A great memory is fundamental to performing well at university. Tackling exams, assignments and assessments can be difficult but there are ways to boost your memory storage, and most of them have nothing to do with studying.
Here are five different areas that have a profound impact on memory retention.
Getting plenty of rest is important but Rapid Eye Movement (REM) sleep is especially crucial. Making up to 25 per cent of a cycle, REM normally occurs about 90 minutes after falling asleep and is responsible for the consolidation of special and procedural memory. The majority of dreams also occur during REM sleep.
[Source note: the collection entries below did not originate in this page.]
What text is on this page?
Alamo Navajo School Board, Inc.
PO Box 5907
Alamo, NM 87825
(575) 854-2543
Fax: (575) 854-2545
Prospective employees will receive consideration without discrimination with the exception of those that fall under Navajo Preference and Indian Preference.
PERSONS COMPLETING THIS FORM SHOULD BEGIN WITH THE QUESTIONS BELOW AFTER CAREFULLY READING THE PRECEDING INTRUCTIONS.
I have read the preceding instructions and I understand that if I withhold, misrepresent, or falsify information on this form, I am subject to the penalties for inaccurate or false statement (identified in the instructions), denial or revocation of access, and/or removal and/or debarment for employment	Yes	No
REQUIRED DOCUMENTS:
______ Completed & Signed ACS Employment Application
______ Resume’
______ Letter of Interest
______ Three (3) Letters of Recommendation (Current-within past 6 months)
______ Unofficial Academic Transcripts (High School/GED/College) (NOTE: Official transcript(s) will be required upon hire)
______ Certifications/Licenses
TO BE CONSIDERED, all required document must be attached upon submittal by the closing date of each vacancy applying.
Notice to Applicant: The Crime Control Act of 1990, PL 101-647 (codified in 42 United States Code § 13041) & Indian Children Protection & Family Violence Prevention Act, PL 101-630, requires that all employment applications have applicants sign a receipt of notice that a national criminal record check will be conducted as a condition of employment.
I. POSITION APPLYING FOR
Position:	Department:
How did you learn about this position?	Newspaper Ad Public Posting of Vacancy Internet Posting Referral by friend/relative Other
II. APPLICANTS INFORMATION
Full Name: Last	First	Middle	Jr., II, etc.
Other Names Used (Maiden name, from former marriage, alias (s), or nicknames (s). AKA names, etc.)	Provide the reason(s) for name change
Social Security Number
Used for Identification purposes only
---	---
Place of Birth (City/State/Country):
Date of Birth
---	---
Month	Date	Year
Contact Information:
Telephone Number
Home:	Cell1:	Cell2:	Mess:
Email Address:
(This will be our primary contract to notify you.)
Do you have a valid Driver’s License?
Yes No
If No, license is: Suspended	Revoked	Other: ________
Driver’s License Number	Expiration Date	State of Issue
Exercising plays a surprisingly large role when it comes to memory. Physical activity increases cell production in the hippocampus, the sector of the brain associated with memory, but it also serves as a useful distraction when studying to give your mind a rest. Going for a run, hitting the gym or kicking the football can go a long way.
Train your brain
Learning how to play the guitar or mastering a new language are both examples of excellent brain-boosting activities. By developing new skills, the brain is stimulating additional neural pathways that assists in the rapid recall of information, which not only offers short-term gain but may help to reduce the likelihood of severe memory loss later in life.
What you eat can also have a significant influence. Diets rich in antioxidants, omega-3, vitamins and minerals not only strengthen memory but boost energy levels and help prevent brain disease. Due to its high volume of vegetables, wholegrains and fish, the Mediterranean diet is suitable for fighting off memory loss, with salmon, avocado, walnuts, extra virgin olive oil, blueberries and green leafy vegetables among the most retention-friendly foods.
Renowned for its health benefits, green tea is linked with weight loss, reducing anxiety and defending against cancer cell growth. It also enhances the ability to remember information by intensifying the relationship between the frontal lobe (which specialises in advanced thinking) and the parietal lobe (sensory information and language).